他方で、懸念されるアクセスの問題については<救急搬送体制を整備したり、送迎バスを用意したりするなど医療へのアクセスを維持するための制度変更の併用が必要となる。>ということですが、患者側の意識ではなかなか納得できないかもしれませんね。

 

以上は根治療法と指摘されていますが、おそらくこれまでも検討されてきた内容ではないかと思いますが、なぜ一定の導入ができないのか、それは今後よりひろく議論してもらいたいものです。

 

ところで、94日付け毎日記事<厚労省医師の残業、上限どこまで 「応招義務」解釈整理へ>では、長時間労働を生む要因の一つとして、<「正当な理由なく患者を断ってはならない」という医師法上の「応招義務」>の解釈について、厚労省では新たな検討がはじまったようです。

 

<応招義務の「正当な理由」について、医師側から「範囲が明確でないため、全て受けなければいけなくなっている」との指摘がある。このため検討会では、応招義務の解釈について整理する方針だ。>とのこと、津川氏が指摘した3つの対策とは異なる、医療の本質に関わることでもありますが、他方で医療サービスのあり方の問題でもあり、関連性があるでしょう。

 

なお、<西日本のある病院は、医師の働き方改革について「医療の質の劣化につながらないか。若い医師に勤務時間を守るよう指導すると、学ぶ意欲を低下させる可能性もある」と懸念を示した。

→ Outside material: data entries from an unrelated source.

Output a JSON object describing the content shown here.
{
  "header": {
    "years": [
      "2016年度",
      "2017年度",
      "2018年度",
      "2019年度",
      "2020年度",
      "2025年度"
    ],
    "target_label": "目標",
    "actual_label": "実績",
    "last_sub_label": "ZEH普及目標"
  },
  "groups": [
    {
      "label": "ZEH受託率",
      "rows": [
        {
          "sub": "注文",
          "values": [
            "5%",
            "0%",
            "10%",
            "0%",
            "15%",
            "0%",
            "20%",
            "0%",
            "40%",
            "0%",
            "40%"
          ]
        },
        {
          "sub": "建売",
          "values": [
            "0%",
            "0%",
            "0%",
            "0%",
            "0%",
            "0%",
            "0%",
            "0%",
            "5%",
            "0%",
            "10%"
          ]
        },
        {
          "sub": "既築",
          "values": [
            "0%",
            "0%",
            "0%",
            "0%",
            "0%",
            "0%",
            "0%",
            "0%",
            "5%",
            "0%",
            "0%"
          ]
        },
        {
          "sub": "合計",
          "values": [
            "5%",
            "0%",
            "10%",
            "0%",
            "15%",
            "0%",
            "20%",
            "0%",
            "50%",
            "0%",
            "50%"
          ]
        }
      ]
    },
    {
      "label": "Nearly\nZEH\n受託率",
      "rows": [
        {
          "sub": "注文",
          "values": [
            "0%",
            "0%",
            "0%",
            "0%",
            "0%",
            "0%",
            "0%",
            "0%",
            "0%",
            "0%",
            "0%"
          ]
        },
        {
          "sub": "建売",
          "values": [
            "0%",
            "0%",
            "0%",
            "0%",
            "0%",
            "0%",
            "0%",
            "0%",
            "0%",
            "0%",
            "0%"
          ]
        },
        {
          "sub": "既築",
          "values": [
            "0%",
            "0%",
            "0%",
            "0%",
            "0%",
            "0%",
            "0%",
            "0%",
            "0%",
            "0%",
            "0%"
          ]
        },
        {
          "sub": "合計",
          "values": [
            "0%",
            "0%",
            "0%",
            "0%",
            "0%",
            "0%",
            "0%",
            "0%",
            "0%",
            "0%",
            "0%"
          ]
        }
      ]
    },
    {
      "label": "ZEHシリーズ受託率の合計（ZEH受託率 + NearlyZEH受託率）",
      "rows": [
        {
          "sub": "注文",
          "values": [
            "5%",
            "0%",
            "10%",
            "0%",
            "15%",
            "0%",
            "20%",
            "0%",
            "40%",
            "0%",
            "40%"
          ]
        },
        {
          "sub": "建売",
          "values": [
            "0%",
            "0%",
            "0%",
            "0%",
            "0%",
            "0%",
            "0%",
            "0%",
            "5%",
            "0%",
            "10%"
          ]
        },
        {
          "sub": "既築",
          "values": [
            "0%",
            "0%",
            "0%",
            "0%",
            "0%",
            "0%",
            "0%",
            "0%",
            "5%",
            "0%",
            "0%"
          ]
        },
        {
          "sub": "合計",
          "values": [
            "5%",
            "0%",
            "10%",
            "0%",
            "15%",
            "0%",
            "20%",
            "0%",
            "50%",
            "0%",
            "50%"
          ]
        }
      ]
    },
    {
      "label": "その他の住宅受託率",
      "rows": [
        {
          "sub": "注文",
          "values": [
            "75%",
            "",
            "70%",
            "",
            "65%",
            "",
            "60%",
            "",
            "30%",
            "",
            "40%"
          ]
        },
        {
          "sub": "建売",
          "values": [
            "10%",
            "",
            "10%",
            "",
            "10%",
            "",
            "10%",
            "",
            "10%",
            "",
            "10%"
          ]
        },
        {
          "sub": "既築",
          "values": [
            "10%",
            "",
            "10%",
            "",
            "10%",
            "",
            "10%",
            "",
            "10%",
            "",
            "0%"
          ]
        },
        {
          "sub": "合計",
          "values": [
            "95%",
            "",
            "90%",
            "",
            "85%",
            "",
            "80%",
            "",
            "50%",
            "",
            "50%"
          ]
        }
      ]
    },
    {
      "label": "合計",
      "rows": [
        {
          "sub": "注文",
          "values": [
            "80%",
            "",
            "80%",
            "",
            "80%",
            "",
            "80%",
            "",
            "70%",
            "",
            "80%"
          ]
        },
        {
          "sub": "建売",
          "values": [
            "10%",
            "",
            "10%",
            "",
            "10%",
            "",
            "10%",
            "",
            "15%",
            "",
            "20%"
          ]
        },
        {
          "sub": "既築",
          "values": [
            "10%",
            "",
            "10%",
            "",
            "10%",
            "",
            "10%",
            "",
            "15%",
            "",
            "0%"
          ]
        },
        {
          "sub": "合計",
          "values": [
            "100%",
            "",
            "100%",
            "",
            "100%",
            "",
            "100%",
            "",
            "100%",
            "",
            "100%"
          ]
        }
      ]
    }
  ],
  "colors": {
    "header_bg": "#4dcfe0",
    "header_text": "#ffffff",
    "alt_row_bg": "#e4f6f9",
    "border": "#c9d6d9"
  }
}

>という意見はたしかに考慮されても良いですが、あまりに形式的に長時間勤務が望ましいというのは、いま話題のスポーツ界のように、毎日少しでも長く練習すれば良い、といったあまり合理性のない旧来型の考えとの違いを明確にしないと、支持されないように思うのです。

 

最後に昨日912日付け毎日記事<医療基本法望む声><医療基本法望む声 患者の権利法をつくる会常任世話人・鈴木利広弁護士、日本医師会常任理事・平川俊夫医師に聞く>は、医療全体をとらえ根本的な価値観を共有し定義づけることは意義のあることだと思います。紙面では懐かしい利広さんの顔が映っていましたが、40年近くこの問題を提唱して啓蒙してきた彼も、そろそろ落着したいでしょうね。久しぶりに見ましたがお元気そうでなによりです。

 

今日も一時間をオーバーしたようです。これでおしまい。また明日。